To measure the effects of noise on office workers, researchers asked 231 agency employees working in four buildings across the US to wear two devices for three days. A device worn around the neck measured sound levels in the person’s work environment.
Another chest-worn device measured participants’ physiological levels of stress and relaxation based on heart rate variability, or the difference in time between heartbeats. The chest-worn monitors were developed by Aclima, Inc., which also contributed to the study.
According to Sternberg, heart rate variability is a direct result of breathing: When a person breathes in, their heart rate increases slightly and it decreases when the person breathes out, resulting in variability between heartbeats.
The more variable the interval between heartbeats, the healthier the person.
“You can think of it like this, the least variable heart rhythm is a straight line,” Sternberg says, referring to a flat line on an electrocardiogram — a sign someone has died. “You don’t want that — you want a variable heart rate.”
Researchers measured heart rate variability along with ambient noise, then used mathematical models to determine how changing sound levels affect a person’s physiological well-being.
Participants also answered questions sent to their smartphones about how they were feeling at random times throughout the day.

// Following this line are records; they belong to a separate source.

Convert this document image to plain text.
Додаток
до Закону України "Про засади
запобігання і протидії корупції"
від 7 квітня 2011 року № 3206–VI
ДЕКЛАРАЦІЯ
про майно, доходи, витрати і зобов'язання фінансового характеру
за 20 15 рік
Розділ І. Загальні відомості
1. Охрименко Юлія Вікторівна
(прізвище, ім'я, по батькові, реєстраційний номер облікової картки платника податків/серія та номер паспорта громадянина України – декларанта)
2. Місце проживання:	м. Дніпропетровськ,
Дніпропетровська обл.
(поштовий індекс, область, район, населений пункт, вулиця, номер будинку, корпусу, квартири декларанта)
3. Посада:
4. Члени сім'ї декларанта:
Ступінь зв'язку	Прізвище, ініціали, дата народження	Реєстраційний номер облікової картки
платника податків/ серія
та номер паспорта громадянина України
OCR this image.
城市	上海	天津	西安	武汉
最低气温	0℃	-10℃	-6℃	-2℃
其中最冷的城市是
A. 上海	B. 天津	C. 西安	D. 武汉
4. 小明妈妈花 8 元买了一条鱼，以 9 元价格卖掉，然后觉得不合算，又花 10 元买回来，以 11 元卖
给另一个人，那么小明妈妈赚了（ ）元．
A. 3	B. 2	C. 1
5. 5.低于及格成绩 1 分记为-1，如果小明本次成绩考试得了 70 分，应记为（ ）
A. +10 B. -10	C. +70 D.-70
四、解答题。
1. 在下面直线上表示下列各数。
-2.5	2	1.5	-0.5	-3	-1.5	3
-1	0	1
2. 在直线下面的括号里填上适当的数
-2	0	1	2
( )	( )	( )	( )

The results show that when a worker’s ambient noise level was above 50 decibels, every 10 decibel increase was associated with a 1.9% decrease in physiological well-being. But when office noise was below 50 decibels, every 10 decibel increase meant a 5.4% increase in physiological well-being.
According to Sternberg, people’s tendency to become distracted is a result of the brain’s stress response to potential threats. Our brains are “difference detectors” that notice sudden changes in sounds so we can choose to fight or flee, she said.
That might explain why quiet, steady noise helps mask distractions in the workplace, she adds.
“People always work in cafes – these are not quiet places. But the reason you can focus there is because the sounds all blend into background noise,” says Sternberg. “It masks sounds that might be distracting. If you hear a pin drop while it’s very, very quiet, it distracts you from what you’re doing.”
According to Sternberg, the study provides accurate data that employers can use to guide how office spaces are designed to maximize employee well-being. Acoustic engineers already take great care in selecting or designing furniture, flooring, wall coverings, and other aspects of spaces such as concert halls, recording studios, and museums.
If employee health is a priority, Sternberg says, “There’s no reason why these simple interventions can’t be installed in office spaces to reduce noise distraction.”